Doug: You made me smile on this one. Of course, the argument ought to be made that Gustavo Santaolallo OUGHT to be nominated whenever he's done something good, just as was Williams and a slew of other composers, many of whom never won anything or only one one award.
I do know many critics are calling for him to WIN for "Babel"...the San Francisco critics demand it, actually, saying it's the only deserving score in the pack...which just goes to prove how limited all intellects can be.
Hopefully, he won't win because he won last year. Not that "Babel" isn't worthy but because Oscar voters try to "spread the wealth" regardless of worthiness. It has certainly become a rare thing, IMO, for a worthy score to actually WIN the Oscar. I think both Howard Shore's score Oscars were worthy.
I very much approved of Corigliano's win for "The Red Violin."
I don't begrudge Portman her Oscar for "Emma", either.
I even think Menken deserved his Oscars for "The Little Mermaid" and "Beauty and the Beast." And he SHOULD have won for "The Hunchback of Notre Dame", too.

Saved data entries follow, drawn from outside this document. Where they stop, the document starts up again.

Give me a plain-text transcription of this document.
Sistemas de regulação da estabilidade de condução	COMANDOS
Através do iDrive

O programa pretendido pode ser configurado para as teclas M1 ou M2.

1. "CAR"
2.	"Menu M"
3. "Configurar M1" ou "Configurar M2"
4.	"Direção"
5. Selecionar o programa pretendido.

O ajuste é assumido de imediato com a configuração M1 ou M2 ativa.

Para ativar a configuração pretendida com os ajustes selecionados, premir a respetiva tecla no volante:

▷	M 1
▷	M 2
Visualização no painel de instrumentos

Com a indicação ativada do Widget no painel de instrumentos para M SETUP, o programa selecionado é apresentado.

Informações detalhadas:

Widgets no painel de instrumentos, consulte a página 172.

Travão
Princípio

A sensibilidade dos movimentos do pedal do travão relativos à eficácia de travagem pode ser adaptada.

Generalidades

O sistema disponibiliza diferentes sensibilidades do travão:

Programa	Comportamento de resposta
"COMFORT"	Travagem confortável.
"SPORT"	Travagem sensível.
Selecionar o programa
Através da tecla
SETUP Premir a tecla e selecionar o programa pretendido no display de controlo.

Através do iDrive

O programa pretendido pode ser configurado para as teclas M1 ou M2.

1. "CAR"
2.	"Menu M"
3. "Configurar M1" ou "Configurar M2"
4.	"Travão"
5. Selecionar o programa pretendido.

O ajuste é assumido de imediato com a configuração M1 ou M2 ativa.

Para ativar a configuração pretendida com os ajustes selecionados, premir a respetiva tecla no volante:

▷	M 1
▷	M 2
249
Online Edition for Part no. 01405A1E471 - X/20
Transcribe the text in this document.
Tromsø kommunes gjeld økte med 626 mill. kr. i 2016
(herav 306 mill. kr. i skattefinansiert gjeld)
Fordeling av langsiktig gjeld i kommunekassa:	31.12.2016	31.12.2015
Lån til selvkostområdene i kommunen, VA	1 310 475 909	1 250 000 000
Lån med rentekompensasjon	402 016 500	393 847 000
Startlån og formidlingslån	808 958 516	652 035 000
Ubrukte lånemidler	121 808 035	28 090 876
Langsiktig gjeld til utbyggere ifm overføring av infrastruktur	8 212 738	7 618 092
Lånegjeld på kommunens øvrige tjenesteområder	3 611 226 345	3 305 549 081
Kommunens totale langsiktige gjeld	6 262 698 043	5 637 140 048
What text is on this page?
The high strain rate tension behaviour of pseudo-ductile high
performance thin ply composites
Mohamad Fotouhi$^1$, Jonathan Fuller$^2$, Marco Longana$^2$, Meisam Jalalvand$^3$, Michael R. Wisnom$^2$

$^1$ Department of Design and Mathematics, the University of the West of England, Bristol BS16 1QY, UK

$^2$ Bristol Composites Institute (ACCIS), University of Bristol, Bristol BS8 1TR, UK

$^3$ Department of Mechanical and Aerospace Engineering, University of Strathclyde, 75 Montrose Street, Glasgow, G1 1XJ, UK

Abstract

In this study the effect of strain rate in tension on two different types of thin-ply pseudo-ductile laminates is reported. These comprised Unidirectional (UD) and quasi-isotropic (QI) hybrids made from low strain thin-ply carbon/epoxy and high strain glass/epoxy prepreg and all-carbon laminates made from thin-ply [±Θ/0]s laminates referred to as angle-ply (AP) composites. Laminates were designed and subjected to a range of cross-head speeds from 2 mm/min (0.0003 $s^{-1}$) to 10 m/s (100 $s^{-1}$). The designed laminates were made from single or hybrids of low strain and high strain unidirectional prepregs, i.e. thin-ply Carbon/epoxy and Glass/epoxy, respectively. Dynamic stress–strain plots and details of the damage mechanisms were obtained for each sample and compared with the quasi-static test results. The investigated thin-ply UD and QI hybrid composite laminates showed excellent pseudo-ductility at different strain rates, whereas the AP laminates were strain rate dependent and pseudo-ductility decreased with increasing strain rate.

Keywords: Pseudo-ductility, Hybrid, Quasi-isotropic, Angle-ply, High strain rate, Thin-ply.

The trouble is in the music branch, itself, where the membership has reached the kind of "parity" the National Football League was striving to achieve. Many current members would have been classified as "hacks" by the majority in the music branch of the 1940s and 1950s. In terms of musicality, many of them are hacks by today's standards, too. Of course, the yield is mediocrity rising to the top. And Oscar voters are notoriously fond of mediocrity (how else can anyone account for "Crash"?)